しかし、研究ではプラセボとの差は小さいとする報告が多い。
複数のメタアナリシスおよび国際的ガイドラインにおいても、経口グルコサミンの疼痛軽減効果および関節機能改善効果は一貫して支持されていない。
また、ヒトにおいて軟骨修復を直接示した明確なエビデンスは十分ではない。
経口摂取されたグルコサミンが消化管から吸収され、血中を経て関節軟骨に到達し、なおかつ生理学的に意味のある濃度を維持できるかについては明確な裏付けがない。

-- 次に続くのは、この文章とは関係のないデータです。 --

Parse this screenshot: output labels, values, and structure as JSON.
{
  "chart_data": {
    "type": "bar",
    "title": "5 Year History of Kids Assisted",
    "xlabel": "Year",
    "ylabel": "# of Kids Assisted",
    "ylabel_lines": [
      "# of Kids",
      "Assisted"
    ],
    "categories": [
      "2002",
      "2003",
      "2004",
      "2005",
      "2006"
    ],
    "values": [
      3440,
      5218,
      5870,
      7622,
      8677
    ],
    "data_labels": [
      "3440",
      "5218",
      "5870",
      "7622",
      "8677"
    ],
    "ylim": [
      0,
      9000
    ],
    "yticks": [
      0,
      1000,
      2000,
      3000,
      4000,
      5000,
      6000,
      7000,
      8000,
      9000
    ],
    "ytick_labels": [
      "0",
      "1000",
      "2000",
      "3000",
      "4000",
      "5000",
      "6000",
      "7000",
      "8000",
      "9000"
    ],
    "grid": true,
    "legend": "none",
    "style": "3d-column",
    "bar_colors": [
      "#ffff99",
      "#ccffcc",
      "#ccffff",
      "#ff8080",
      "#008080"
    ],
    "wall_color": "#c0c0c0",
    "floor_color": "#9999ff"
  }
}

この点からも、「経口グルコサミンが軟骨を修復する」というモデルは、現時点のエビデンスでは支持されていないと解釈するのが妥当である。
一方で、一部研究や臨床において自覚症状の改善が報告される背景には、治療的コンテクスト(context)の影響を考慮する必要がある。
すなわち、
・摂取しているという認知
・関節に良いという説明
・改善への期待と意味づけ
こういった要因が、痛みの知覚に関与する中枢神経系の調節機構に影響している可能性である。
この反応は単なる錯覚ではなく、前頭前野・帯状回・側坐核などを含む評価系および報酬系、ならびに下行性疼痛抑制系の活動変化として神経科学的に説明可能である。
したがって、仮に臨床的改善が認められるとすれば、それは軟骨組織の構造的修復ではなく、中枢神経系における疼痛プロセスの調整として理解する方が合理的である。
結論
重要なのは、「関節が治ったか」という組織モデルで評価することではなく、痛みがどのような文脈(コンテクスト)で解釈・調節されたかという視点である。
「組織を修復するサプリ」という説明よりも、「意味づけと期待が中枢神経系の出力を変えうる」という理解の方が、慢性痛の臨床においては本質的である。